Method 5: Crowd Funding
Crowdfunding is a relatively recent phenomenon. Companies such as KickStart and GoFundMe are two examples. Hardware companies have been using Kickstarter and similar crowdfunding ventures with great success. Crowdfunding comes with its own set of challenges. But if your idea has a significant hardware component, you should consider it. It’s also a great way to validate your company with potential customers. Many campaigns are “oversubscribed,” sometimes by 2–10 times the amount the company requested. This crowdfunding success can make raising additional funds from angel investors more likely and less costly.
Method 6: Incubators & Accelerators
Incubators and accelerators have been a staple of startup life in Silicon Valley for over ten years. Many of these outfits provide startup funding to the companies they invite to join, $100K or more. These monies are in the form of a priced round in return for ~6% ownership. Some incubators and accelerators don’t give you any money when they invite you to join. They may charge you a small monthly fee. Incubators and accelerators provide access to mentors, coaches, desks, and the Internet. I recommend non-equity incubators and accelerators. They bring more value to the founders. Full disclaimer. I contract for Tampa Bay Wave.org, Tampa, Florida’s premier high-technology accelerator.
Method 7: Customers
Getting your company funding from your customers is the number one method of startup funding I recommend. As an angel investor, I am more likely to invest in a company with customers. Even if your minimum viable product only has 50% of its features, I’m more likely to invest in your company! I’ve worked with software-as-a-service (SaaS) startups with 100% funding via customers’ early product adoptions. It works and builds very loyal and happy customers.
Method 8: Friends & Family (Gifts, Convertible Notes)
Now, I’ll talk about a startup funding method you must consider carefully before using. After using your funds and taking out loans, friends and family funding is often the next choice. You should think carefully before using this funding method. I say this because our friends and family are people we value above others. They are also often the most giving. However, your relationship will likely always differ if you accept their money and lose it all. Since most startups fail, I advise against friends and family funding.
Method 9: Angels (Convertible Notes, SAFE & Equity)
Angel funding is the preferred method (after personal funds) for getting your company early-stage startup funding. Most angel investors are high-net-worth individuals.
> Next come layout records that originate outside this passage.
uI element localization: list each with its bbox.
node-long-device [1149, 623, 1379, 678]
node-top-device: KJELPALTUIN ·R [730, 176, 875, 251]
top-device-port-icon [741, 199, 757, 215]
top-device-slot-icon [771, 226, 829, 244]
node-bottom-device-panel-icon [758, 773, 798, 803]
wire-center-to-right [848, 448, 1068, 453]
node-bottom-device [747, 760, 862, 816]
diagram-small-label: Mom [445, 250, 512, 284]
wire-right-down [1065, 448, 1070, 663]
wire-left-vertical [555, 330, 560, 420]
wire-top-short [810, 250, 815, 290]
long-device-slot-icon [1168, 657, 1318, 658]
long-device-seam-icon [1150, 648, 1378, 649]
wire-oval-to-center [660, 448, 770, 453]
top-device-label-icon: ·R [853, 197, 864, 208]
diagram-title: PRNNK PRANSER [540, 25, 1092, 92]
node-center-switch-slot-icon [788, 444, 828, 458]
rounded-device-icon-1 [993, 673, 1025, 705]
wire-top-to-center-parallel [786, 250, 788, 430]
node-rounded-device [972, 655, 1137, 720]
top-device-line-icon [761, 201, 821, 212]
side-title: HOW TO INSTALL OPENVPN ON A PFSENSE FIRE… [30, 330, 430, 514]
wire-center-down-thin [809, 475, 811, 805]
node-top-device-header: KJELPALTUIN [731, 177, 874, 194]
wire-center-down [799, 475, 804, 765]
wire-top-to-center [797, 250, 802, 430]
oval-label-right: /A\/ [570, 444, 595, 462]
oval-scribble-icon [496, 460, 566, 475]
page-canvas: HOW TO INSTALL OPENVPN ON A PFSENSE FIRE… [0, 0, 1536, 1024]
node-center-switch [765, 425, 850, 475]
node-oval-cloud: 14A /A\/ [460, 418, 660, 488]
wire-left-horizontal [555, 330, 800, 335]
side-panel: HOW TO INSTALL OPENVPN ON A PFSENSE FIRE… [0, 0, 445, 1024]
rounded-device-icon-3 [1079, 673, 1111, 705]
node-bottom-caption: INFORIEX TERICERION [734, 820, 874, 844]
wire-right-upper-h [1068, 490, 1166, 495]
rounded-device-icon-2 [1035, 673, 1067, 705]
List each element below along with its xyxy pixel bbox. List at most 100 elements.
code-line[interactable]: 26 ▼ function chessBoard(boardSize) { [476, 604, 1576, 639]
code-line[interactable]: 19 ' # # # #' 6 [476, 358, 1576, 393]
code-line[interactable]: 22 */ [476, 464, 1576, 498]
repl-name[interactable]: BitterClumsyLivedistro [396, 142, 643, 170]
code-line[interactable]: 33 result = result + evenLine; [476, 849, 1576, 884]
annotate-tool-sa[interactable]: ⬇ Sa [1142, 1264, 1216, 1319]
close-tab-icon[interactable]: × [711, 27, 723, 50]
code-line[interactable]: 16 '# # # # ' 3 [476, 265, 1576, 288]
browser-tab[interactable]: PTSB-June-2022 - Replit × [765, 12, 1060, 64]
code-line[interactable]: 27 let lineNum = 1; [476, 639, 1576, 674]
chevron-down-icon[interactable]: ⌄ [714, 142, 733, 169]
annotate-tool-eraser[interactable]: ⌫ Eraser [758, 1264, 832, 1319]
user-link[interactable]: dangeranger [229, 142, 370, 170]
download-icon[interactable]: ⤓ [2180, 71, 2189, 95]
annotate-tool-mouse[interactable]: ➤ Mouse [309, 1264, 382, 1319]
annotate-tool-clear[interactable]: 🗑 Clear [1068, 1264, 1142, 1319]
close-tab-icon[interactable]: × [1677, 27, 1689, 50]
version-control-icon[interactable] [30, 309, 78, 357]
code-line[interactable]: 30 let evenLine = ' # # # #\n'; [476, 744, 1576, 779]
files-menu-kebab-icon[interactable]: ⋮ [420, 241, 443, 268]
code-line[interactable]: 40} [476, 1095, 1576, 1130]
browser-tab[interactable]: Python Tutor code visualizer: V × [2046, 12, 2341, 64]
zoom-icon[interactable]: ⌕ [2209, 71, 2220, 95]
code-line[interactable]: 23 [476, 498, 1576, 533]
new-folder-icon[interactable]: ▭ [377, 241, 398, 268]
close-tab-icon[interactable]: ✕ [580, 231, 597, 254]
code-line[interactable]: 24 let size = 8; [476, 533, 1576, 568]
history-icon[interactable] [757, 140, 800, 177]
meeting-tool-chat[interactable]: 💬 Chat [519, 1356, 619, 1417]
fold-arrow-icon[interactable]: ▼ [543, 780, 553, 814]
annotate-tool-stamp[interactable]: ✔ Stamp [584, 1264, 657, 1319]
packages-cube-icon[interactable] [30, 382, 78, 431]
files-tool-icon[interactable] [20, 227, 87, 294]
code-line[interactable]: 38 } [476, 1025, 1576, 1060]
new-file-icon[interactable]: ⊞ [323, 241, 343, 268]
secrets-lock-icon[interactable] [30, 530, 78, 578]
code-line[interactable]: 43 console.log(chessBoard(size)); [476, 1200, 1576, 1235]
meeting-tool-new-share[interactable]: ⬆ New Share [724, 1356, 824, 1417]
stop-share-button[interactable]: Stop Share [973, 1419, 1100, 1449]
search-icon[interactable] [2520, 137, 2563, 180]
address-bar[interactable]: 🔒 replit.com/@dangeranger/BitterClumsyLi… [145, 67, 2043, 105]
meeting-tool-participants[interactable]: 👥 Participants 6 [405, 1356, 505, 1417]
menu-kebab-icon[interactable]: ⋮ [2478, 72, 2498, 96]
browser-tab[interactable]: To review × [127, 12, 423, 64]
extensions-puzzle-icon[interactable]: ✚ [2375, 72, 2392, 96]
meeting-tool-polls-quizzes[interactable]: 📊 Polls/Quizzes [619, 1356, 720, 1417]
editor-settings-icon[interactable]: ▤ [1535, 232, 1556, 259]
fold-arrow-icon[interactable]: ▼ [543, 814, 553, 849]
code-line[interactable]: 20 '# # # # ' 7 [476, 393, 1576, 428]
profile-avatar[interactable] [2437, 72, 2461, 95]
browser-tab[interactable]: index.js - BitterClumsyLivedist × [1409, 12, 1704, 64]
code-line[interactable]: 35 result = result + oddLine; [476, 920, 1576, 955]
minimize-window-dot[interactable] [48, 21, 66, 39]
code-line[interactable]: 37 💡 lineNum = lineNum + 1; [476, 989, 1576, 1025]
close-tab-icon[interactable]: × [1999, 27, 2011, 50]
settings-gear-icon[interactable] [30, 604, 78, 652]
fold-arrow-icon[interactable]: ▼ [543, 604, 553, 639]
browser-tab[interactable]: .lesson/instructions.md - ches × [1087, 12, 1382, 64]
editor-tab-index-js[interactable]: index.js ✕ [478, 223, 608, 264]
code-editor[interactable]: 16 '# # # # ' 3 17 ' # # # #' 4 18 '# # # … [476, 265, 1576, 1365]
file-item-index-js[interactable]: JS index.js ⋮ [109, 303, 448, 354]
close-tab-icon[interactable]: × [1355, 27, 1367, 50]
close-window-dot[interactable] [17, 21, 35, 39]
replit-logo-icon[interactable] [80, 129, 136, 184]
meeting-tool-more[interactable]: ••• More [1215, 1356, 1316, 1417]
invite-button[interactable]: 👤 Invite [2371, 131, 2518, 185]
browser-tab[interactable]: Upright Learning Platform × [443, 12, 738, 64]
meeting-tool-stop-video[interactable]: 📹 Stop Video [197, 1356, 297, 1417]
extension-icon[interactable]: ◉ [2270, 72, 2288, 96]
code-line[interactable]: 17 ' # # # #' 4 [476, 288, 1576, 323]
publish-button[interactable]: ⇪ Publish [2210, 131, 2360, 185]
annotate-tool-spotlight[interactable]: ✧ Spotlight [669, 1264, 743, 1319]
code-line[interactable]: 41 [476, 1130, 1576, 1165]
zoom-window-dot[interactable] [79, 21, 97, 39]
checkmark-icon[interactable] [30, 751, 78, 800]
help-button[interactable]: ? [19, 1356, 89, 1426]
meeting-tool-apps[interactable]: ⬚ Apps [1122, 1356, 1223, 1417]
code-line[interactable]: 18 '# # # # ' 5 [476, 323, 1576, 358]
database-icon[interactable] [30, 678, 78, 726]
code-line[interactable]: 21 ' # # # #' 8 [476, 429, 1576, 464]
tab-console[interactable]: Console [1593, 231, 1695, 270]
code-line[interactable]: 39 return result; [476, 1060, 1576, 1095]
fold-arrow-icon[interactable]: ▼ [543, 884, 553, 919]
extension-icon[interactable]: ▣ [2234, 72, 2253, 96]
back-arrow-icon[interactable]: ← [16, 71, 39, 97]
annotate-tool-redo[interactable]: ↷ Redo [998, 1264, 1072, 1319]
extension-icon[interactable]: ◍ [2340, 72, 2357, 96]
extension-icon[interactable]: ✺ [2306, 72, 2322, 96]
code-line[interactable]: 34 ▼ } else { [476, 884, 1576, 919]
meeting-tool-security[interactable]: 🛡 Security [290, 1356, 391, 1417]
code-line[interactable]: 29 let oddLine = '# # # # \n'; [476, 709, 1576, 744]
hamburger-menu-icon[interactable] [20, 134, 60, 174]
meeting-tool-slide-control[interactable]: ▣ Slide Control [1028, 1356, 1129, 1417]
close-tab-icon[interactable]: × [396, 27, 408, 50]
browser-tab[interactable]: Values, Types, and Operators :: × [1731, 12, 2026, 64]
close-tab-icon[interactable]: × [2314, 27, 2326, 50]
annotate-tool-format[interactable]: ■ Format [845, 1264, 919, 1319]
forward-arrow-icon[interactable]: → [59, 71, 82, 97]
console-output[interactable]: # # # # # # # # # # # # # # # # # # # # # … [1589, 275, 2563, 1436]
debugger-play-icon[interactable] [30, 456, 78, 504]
However, there are also family funds that do angel investing. Angels usually invest using convertible notes, SAFE (another type of note), or equity purchases.
Method 10: Seed / Venture Funds (Equity)
The last method, seed funding, is less common pre-MVP (minimum viable product). A seed fund shares much in common with a venture fund but with fewer dollars. Seed fund sizes are typically $10 million to $50 million. Investments in companies usually start as low as $25K and can go as high as $2.5M. Seed funds may have only a single limited partner, but typically, they will have 5–25 limited partners. Seed funds most often do equity investing. However, small investments may be made in either convertible or safe notes. More significantly, later rounds are typically priced as equity rounds.
Fund Your Startup – Conclusion
I hope I have educated you on how to Fund Your Startup – 10 Early Stage Methods (link). Keeping the company funded is the number-one job of the CEO. I hope this article has helped you better understand your fundraising options.